病院、診療所、介護施設や障がい者施設、保育園、こども園などの福祉職場で働く人たちの多くは女性である。その仕事が長期にわたって確保できないならば、こどもを連れて、他所に移り、仕事と生活を再建する道を選ぶのは必然的な方向であり、学齢人口の3割減という数字とも実態的には連動しているといえよう。

さらに、高齢化が進んだ能登被災地の市町においては、病院や福祉施設で働く人たちが、就業者のなかでも極めて多い。いくつかの自治体では、最大の雇用の場であり、その所得は世帯収入においても重要な所得源であり、世帯において農林漁業を支える重要な兼業機会となっているのである。農業の担い手は専業農家だけではない。

病院や福祉施設は、本来、心身を痛めた住民が健康を回復するための重要な役割を果たしている。とりわけ被災地においては、災害によって弱った心身をケアし、回復させるために、地域社会にとって無くてはならない存在である。

この役割は、被災地のみならず、大都市、農村を問わず、どの地域においても見いだせるものである。むしろ、未被災地においても、今後の地域づくりをすすめていくうえで多くの教訓を示してくれているといえる。

加えて、地域経済に占める病院や福祉施設の役割に目を移すと、平時においても地域内の他産業との関係性が強いといえる。施設の建設や修理、設備の点検作業もあれば、日々の業務用の物品やサービスの購入、さらに農林水産業や食品加工業が供給する給食食材の購入、人やモノを運ぶためのタクシーや運送業者等に加え、多くのスタッフが近隣に定住し消費活動を行っている。その波及効果は大きい。長期間居住すれば社会維持効果も高まる。

2016年の熊本地震の際に、熊本県はいち早くグループ補助金制度をつくり、その対象として狭義の中小企業だけではなく、病院や診療所、福祉法人、そして農業法人も加えた。

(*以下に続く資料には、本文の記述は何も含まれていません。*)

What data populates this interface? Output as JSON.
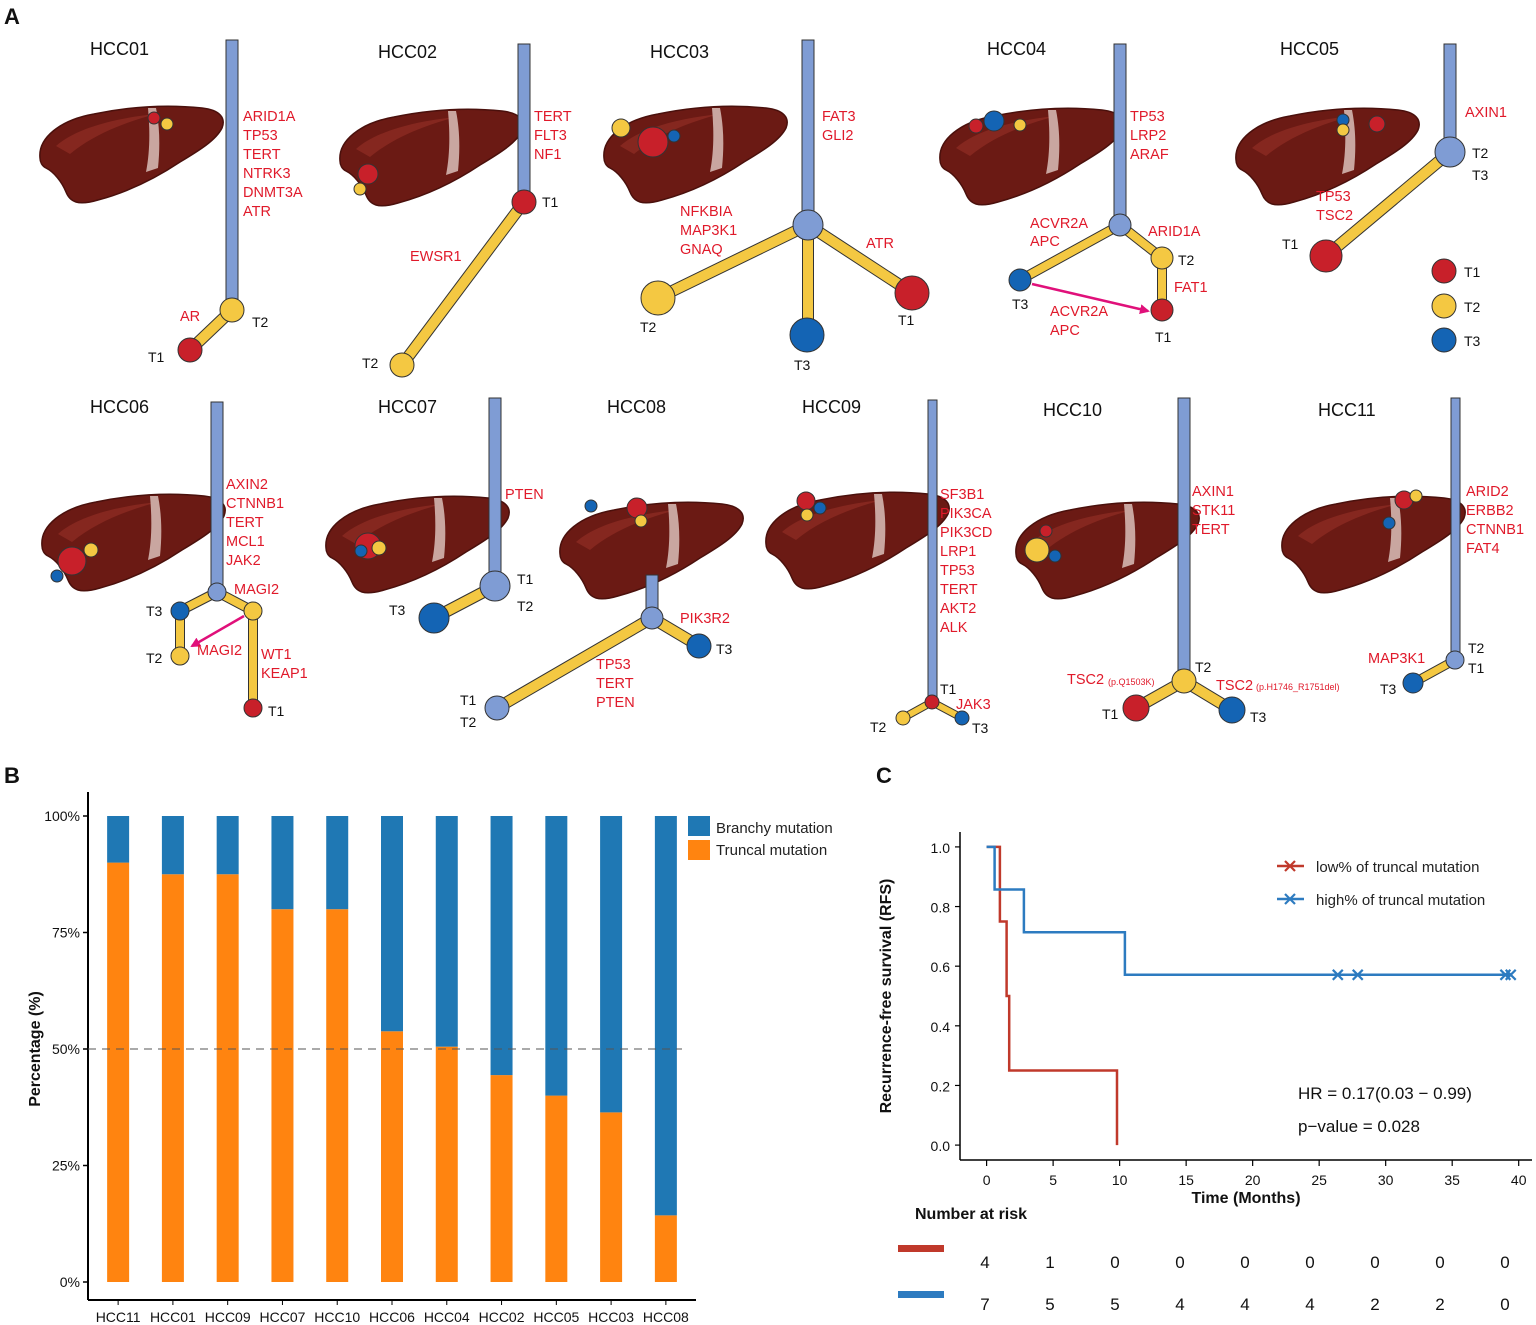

それらが、地域を担う重要な産業であり、地域再生にとっては一体的な再建を図る必要があるという見地からである。ところが、二地域居住を押し出した石川県の復興プランや国の復興策には、このような視点はなく、事業再建支援は個別経営体を主たる対象としており、小規模な病院、診療所、福祉施設、農林漁家の再建策としては使い勝手がよくないものとなっている。むしろ、「選択と集中」によって統廃合を推進しているように見える。このような政策を根本的に転換することこそ求められている。

地域再生における医療、福祉の役割を、1980年代に見抜いていたのが、長野県にある厚生連佐久総合病院の若月俊一院長(当時)であった。若月さんは、地域のなかに医療があるとし、農業をはじめとする地域産業と連携した保健・医療・福祉を軸とした自律的な地域自治共同体づくりを、メディコ・ポリス構想として提起したのである。

これは、協同組合の理念と厚生連医療運動の歴史的蓄積、職員スタッフによる地域社会や自治体との連携があってはじめて創造されたものだ。まさに先見の明であり、全国各地で広がってほしい取り組みである。